John Wilson’s musical-theatre Proms are always much anticipated (and, in recent years, have been given matinee and evening billings); Saturday’s first Proms performance of the complete concert version of Bernstein’s West Side Story was no exception, packing both houses.
As always, with amplified singing, the Albert Hall’s chancy acoustic swallowed the lyrics for anything over a quiet solo, so the early bars of ‘Maria’, some of ‘Tonight’, the duet ‘One hand, one heart’ and all of Louise Alder’s sensitively rendered ‘Somewhere’ made it through unscathed, but for the rest, the live audience was left with some top-class vocal sound, but with a considerable loss of comprehensible text (such that, sadly, the wit of Sondheim’s busily clever libretto in the ‘Tonight’ ensemble, ‘America’ and ‘Gee, Officer Krupke’ will only be appreciated by listeners to the broadcast).

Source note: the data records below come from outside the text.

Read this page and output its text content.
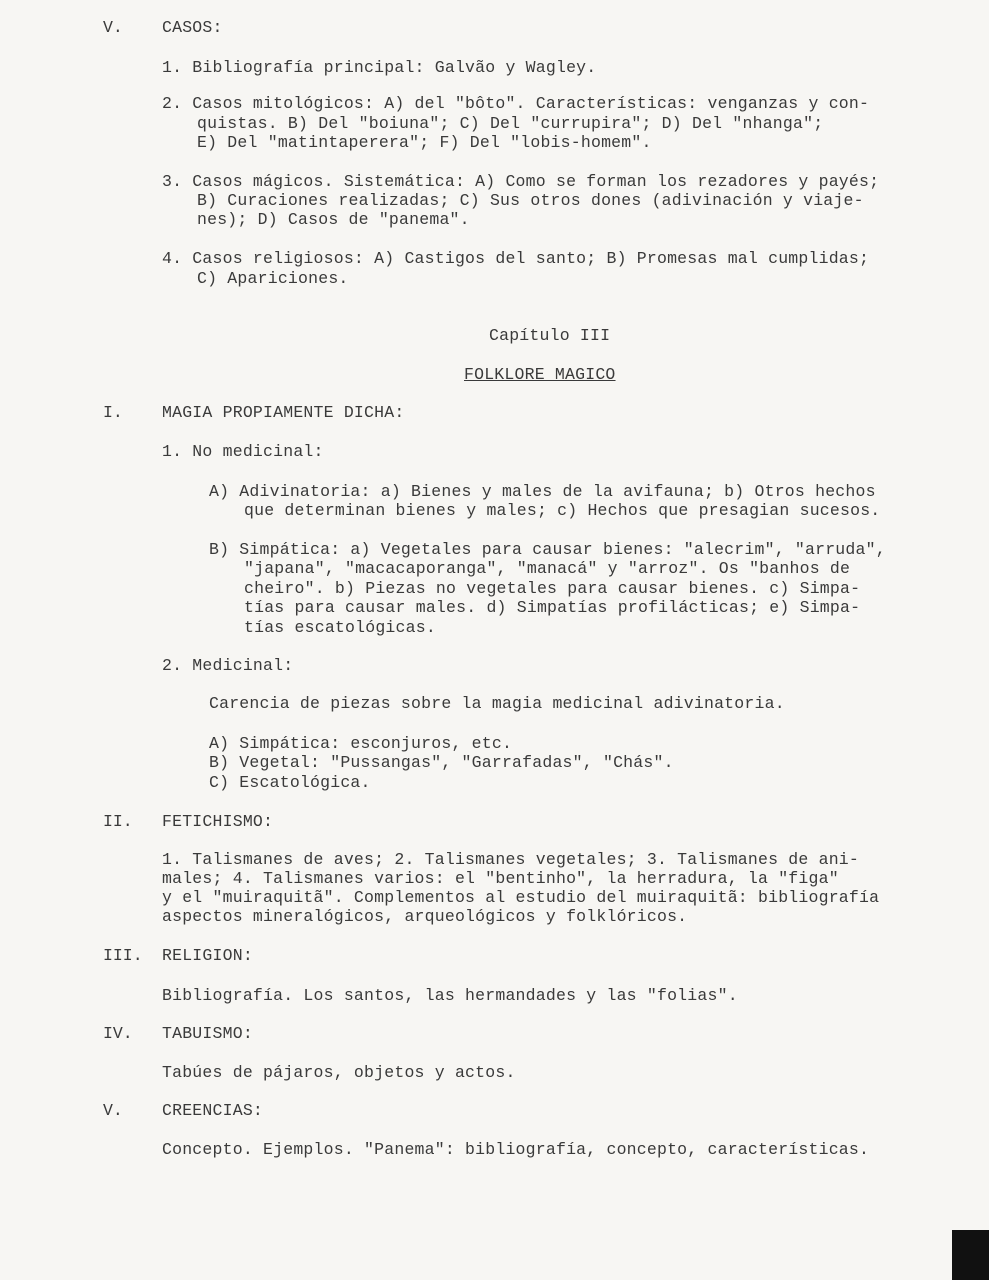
V. CASOS:
1. Bibliografía principal: Galvão y Wagley.
2. Casos mitológicos: A) del "bôto". Características: venganzas y con-
quistas. B) Del "boiuna"; C) Del "currupira"; D) Del "nhanga";
E) Del "matintaperera"; F) Del "lobis-homem".
3. Casos mágicos. Sistemática: A) Como se forman los rezadores y payés;
B) Curaciones realizadas; C) Sus otros dones (adivinación y viaje-
nes); D) Casos de "panema".
4. Casos religiosos: A) Castigos del santo; B) Promesas mal cumplidas;
C) Apariciones.
Capítulo III
FOLKLORE MAGICO
I. MAGIA PROPIAMENTE DICHA:
1. No medicinal:
A) Adivinatoria: a) Bienes y males de la avifauna; b) Otros hechos
que determinan bienes y males; c) Hechos que presagian sucesos.
B) Simpática: a) Vegetales para causar bienes: "alecrim", "arruda",
"japana", "macacaporanga", "manacá" y "arroz". Os "banhos de
cheiro". b) Piezas no vegetales para causar bienes. c) Simpa-
tías para causar males. d) Simpatías profilácticas; e) Simpa-
tías escatológicas.
2. Medicinal:
Carencia de piezas sobre la magia medicinal adivinatoria.
A) Simpática: esconjuros, etc.
B) Vegetal: "Pussangas", "Garrafadas", "Chás".
C) Escatológica.
II. FETICHISMO:
1. Talismanes de aves; 2. Talismanes vegetales; 3. Talismanes de ani-
males; 4. Talismanes varios: el "bentinho", la herradura, la "figa"
y el "muiraquitã". Complementos al estudio del muiraquitã: bibliografía
aspectos mineralógicos, arqueológicos y folklóricos.
III. RELIGION:
Bibliografía. Los santos, las hermandades y las "folias".
IV. TABUISMO:
Tabúes de pájaros, objetos y actos.
V. CREENCIAS:
Concepto. Ejemplos. "Panema": bibliografía, concepto, características.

Notwithstanding, there were some excellent performances. Ross Lekites’ tenor has the nervy switchblade edge that the part of Tony needs (although, on occasion, his top register thinned a little), and Leo Roberts and Gian Marco Schiaretti (as Riff and Bernardo respectively) brought weighty, bullying baritone qualities to their roles. Eden Espinosa gave a creditable performance as Anita, although she might perhaps have turned up the character-voice a notch to compensate for the acoustic. The shining solo, though, was undoubtedly Mikaela Bennett; she has an untypically generous voice for the teenage Maria (it has a deal of richness in the lower registers), but it is none the worse for that, as it brought power and audibility to the role. The prinicpals were kept to a minimum such that only Shark girls (needed for ‘America’) and Jet boys (for ‘Gee, Officer Krupke’) had named roles, with the bulk of the ensemble work sung (mostly unamplified – and better for it) by students from ArtsEd and Mountview, who provided some slick finger clicks and a solid, co-ordinated sound for the big numbers.
But enough of the singers, whom it must be said ended up, in the live performance, as icing on the cake of the real star of the show, the John Wilson Orchestra. The decision not to stage the musical (unlike last year’s Oklahoma!) allowed for a lavish stageful of players, and, as always, under Wilson’s brilliant direction, they turned in a corker of a performance. It is always a pleasure to hear Wilson’s complete immersion in the idiom turned into live sound, and there was no disappointment here. The Latin rhythms were crisp and accentuated (the gym-dance sequence’s squirty trumpets and solid trombones segued into a ‘Mambo!’ that had feet tapping; the syncopated drive of ‘Tonight’ was set to max); there was sway and brashness from the brass (louche, cheeky slide-trombones in ‘America’, and some breathtakingly rowdy work in the ‘Tonight’ ensemble); the strings in ‘One hand, one heart’ were as soupy as the Hudson at low tide; raucous stick-on-rusty-chevy cowbells accentuated the comedy of ‘America’, and ‘Cool’ was made all the more menacing by its terse cymbal-led muted-trumpet-and-vibraphone underlay. There was subtlety too: the pulling right back of the big timpani roll and horn in ‘Somewhere’ was very special, as was the delicate sounding, in the woodwind, of Bernstein’s shameless near-quote of Wagner’s Liebeserlösung motif at Tony’s death (a scene also beautifully handled by Mikaela Bennet, whose final choked ‘te adoro, Anton’ was deeply moving).
Stephen Whitson’s staging was minimal but effective, allowing for some positioning of characters, but not detracting from the performance’s concert focus. The lighting was also successful in summoning mood, providing an excellent substitute for changes of scenery that a more staged version would have achieved.